March 9, 2014 10:00am to 5:00pm

Adivaram - Lakkidi



Karinthandan was a native tribe of Wayanad district in Kerala State .He was tragically killed by a British Engineer. Karinthandan served as a guide to British Engineers who tried to construct a road from Calicut to Wayanad. The guide who knows every nook and corner of his place,helped foreigners to find a way through the dense forest of Wayanad .The Viceroy announced a reward earlier to those who build a road across the churam .In order to gain the reward and fame the Engineer planned to kill Karinthandan .He cunningly led his guide to a peak area and shot him dead.
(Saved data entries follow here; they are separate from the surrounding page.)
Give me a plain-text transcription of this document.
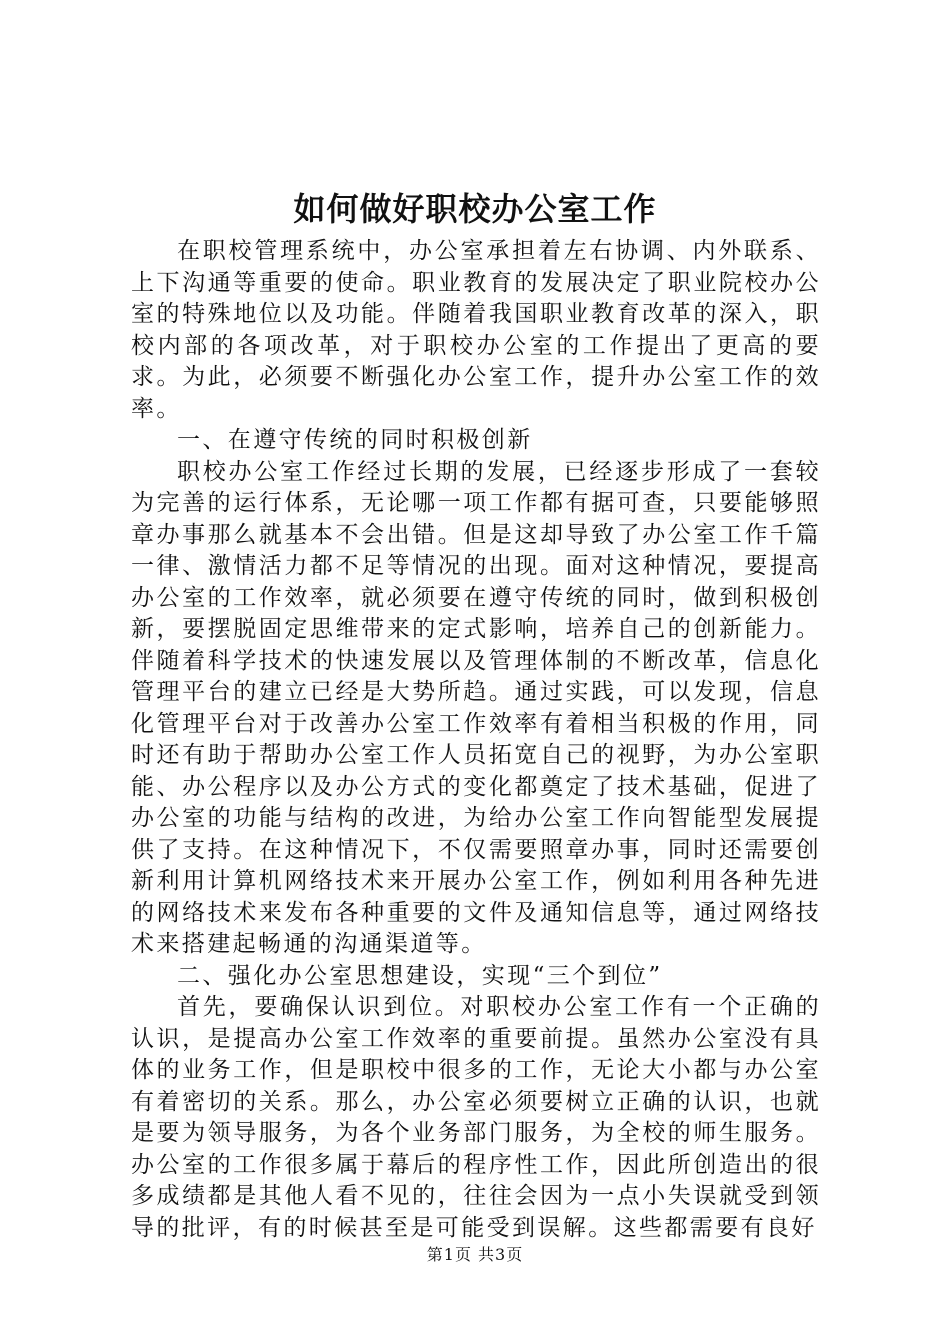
如何做好职校办公室工作

在职校管理系统中，办公室承担着左右协调、内外联系、上下沟通等重要的使命。职业教育的发展决定了职业院校办公室的特殊地位以及功能。伴随着我国职业教育改革的深入，职校内部的各项改革，对于职校办公室的工作提出了更高的要求。为此，必须要不断强化办公室工作，提升办公室工作的效率。

一、在遵守传统的同时积极创新

职校办公室工作经过长期的发展，已经逐步形成了一套较为完善的运行体系，无论哪一项工作都有据可查，只要能够照章办事那么就基本不会出错。但是这却导致了办公室工作千篇一律、激情活力都不足等情况的出现。面对这种情况，要提高办公室的工作效率，就必须要在遵守传统的同时，做到积极创新，要摆脱固定思维带来的定式影响，培养自己的创新能力。伴随着科学技术的快速发展以及管理体制的不断改革，信息化管理平台的建立已经是大势所趋。通过实践，可以发现，信息化管理平台对于改善办公室工作效率有着相当积极的作用，同时还有助于帮助办公室工作人员拓宽自己的视野，为办公室职能、办公程序以及办公方式的变化都奠定了技术基础，促进了办公室的功能与结构的改进，为给办公室工作向智能型发展提供了支持。在这种情况下，不仅需要照章办事，同时还需要创新利用计算机网络技术来开展办公室工作，例如利用各种先进的网络技术来发布各种重要的文件及通知信息等，通过网络技术来搭建起畅通的沟通渠道等。

二、强化办公室思想建设，实现“三个到位”

首先，要确保认识到位。对职校办公室工作有一个正确的认识，是提高办公室工作效率的重要前提。虽然办公室没有具体的业务工作，但是职校中很多的工作，无论大小都与办公室有着密切的关系。那么，办公室必须要树立正确的认识，也就是要为领导服务，为各个业务部门服务，为全校的师生服务。办公室的工作很多属于幕后的程序性工作，因此所创造出的很多成绩都是其他人看不见的，往往会因为一点小失误就受到领导的批评，有的时候甚至是可能受到误解。这些都需要有良好

第1页 共3页
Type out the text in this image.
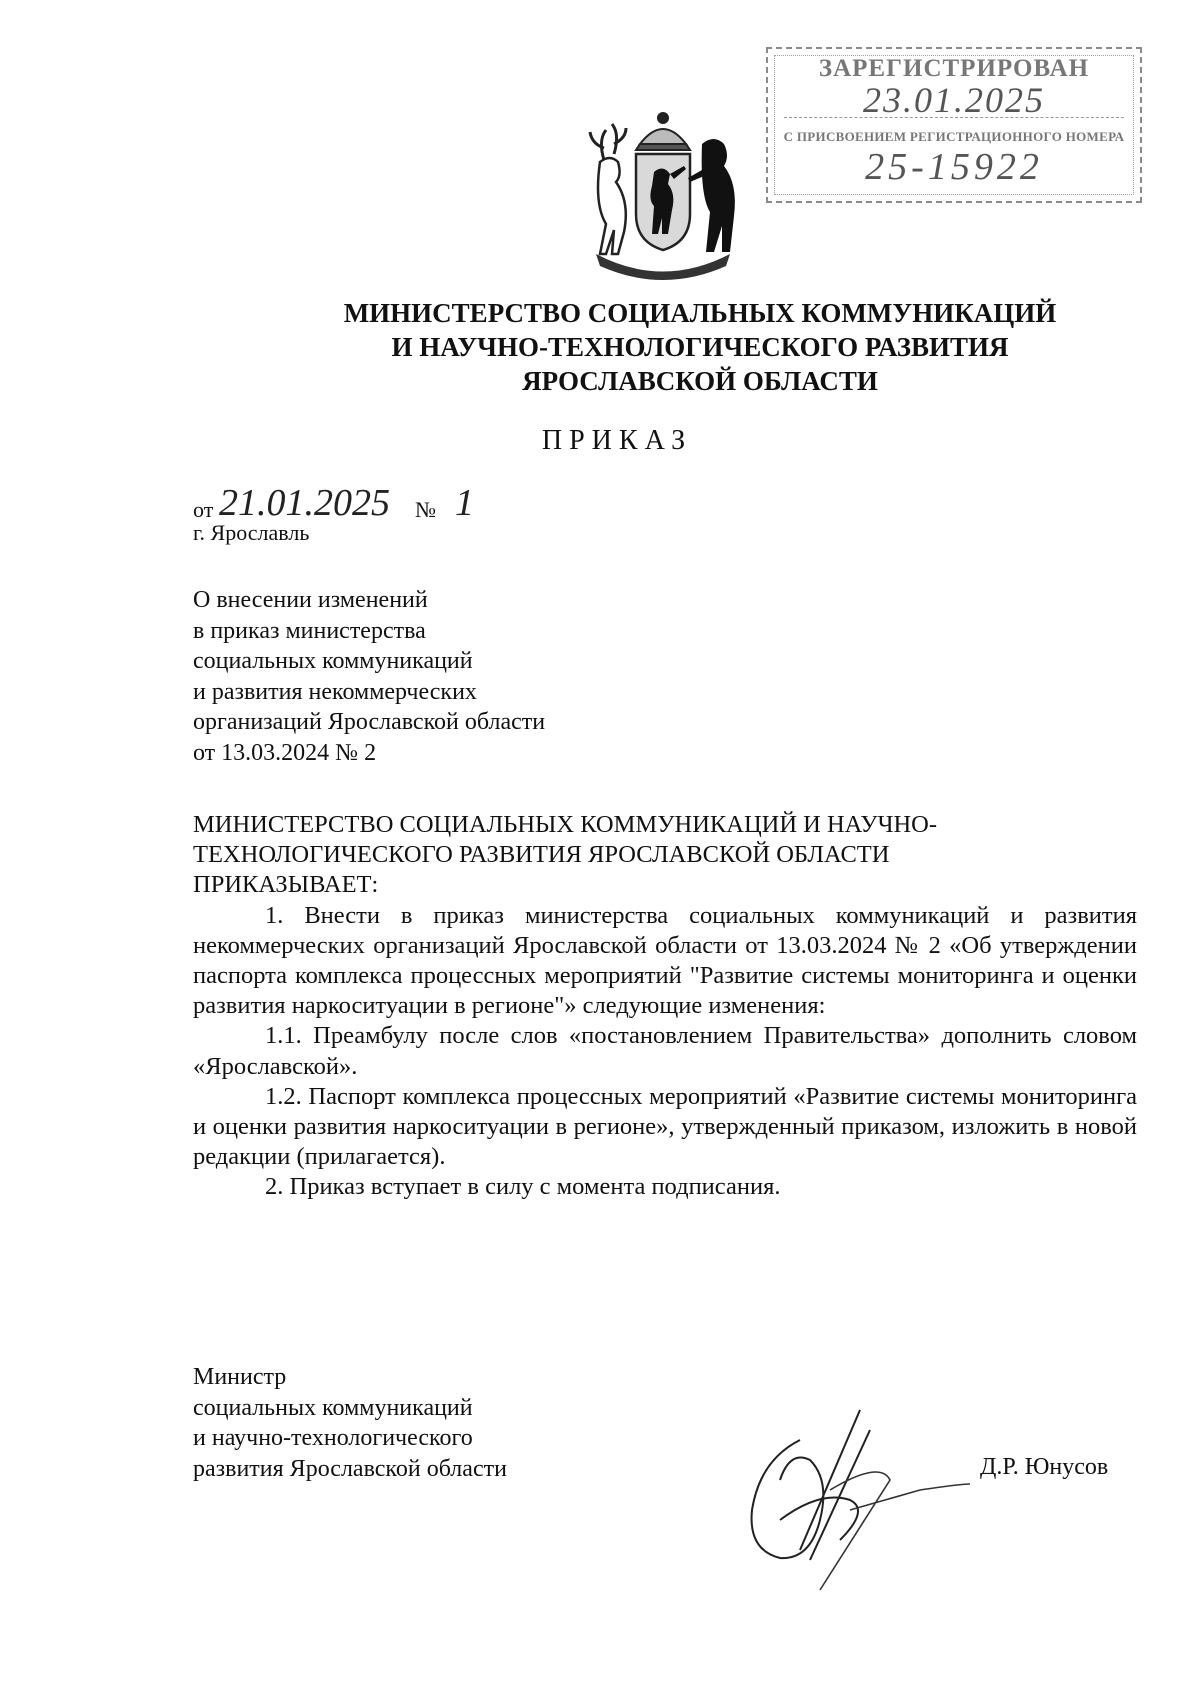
ЗАРЕГИСТРИРОВАН
23.01.2025
С ПРИСВОЕНИЕМ РЕГИСТРАЦИОННОГО НОМЕРА
25-15922
МИНИСТЕРСТВО СОЦИАЛЬНЫХ КОММУНИКАЦИЙ
И НАУЧНО-ТЕХНОЛОГИЧЕСКОГО РАЗВИТИЯ
ЯРОСЛАВСКОЙ ОБЛАСТИ
ПРИКАЗ
от 21.01.2025 № 1
г. Ярославль
О внесении изменений
в приказ министерства
социальных коммуникаций
и развития некоммерческих
организаций Ярославской области
от 13.03.2024 № 2

МИНИСТЕРСТВО СОЦИАЛЬНЫХ КОММУНИКАЦИЙ И НАУЧНО-

ТЕХНОЛОГИЧЕСКОГО РАЗВИТИЯ ЯРОСЛАВСКОЙ ОБЛАСТИ

ПРИКАЗЫВАЕТ:

1. Внести в приказ министерства социальных коммуникаций и развития некоммерческих организаций Ярославской области от 13.03.2024 № 2 «Об утверждении паспорта комплекса процессных мероприятий "Развитие системы мониторинга и оценки развития наркоситуации в регионе"» следующие изменения:

1.1. Преамбулу после слов «постановлением Правительства» дополнить словом «Ярославской».

1.2. Паспорт комплекса процессных мероприятий «Развитие системы мониторинга и оценки развития наркоситуации в регионе», утвержденный приказом, изложить в новой редакции (прилагается).

2. Приказ вступает в силу с момента подписания.

Министр
социальных коммуникаций
и научно-технологического
развития Ярославской области	Д.Р. Юнусов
Wayanad was unreachable atop Western Ghats. But Karinthandan opened the first outlet to external infiltration and became the victim to his crime.

The soul of Karinthandan started troubling passengers .A number of accidents happened.. As a result, the natives called a panditji(manthravadhi) and he chained the soul of Karinthandan to a huge banyan tree(aal maram).This tree is known as Changala maram in Malayalam. People now considering Karinthandan as the Guard of this churam and Wayanad district. A small temple is constructed here. Images of Chooralmala River located in Wayanad District near to Soochippara Waterfalls.

Chain tree

The tree-in-chains is the first sight that awaits the visitors who reach Lakkidi. The legend has it that the spirit of Karinthandan, the native tribal who showed the way to the English, was chained to this tree. The White man who wanted the credit of finding a way to Wayanad from the main land all for himself killed his guide when his mission was accomplished. But the spirit of Karinthandan refused to die and the locals say that the ghost began to trouble the passers by. And there was no way out but to ‘chain the spirit’ to the tree. Another version has it that the spirit in shackles was of a great sorcerer and a tribal chieftain named Lakkidi who was killed by the British explorers.

The stories assume strange dimensions even as the unassuming veteran stand tall and green by the highway before the inquisitive travellers who take a break to unlearn a bit of colonial backlog. The iron chain has sunken deep into the trunk and the myth that surrounds it has rooted deeper in the minds of the natives. The tree has become a place of worship of sorts. A man cleaning the small temple close to the tree said the truck drivers use to stop by and pray for a safe journey up and down the hilly terrain. We resumed our journey, paying respects to one of the first known martyrs of colonization.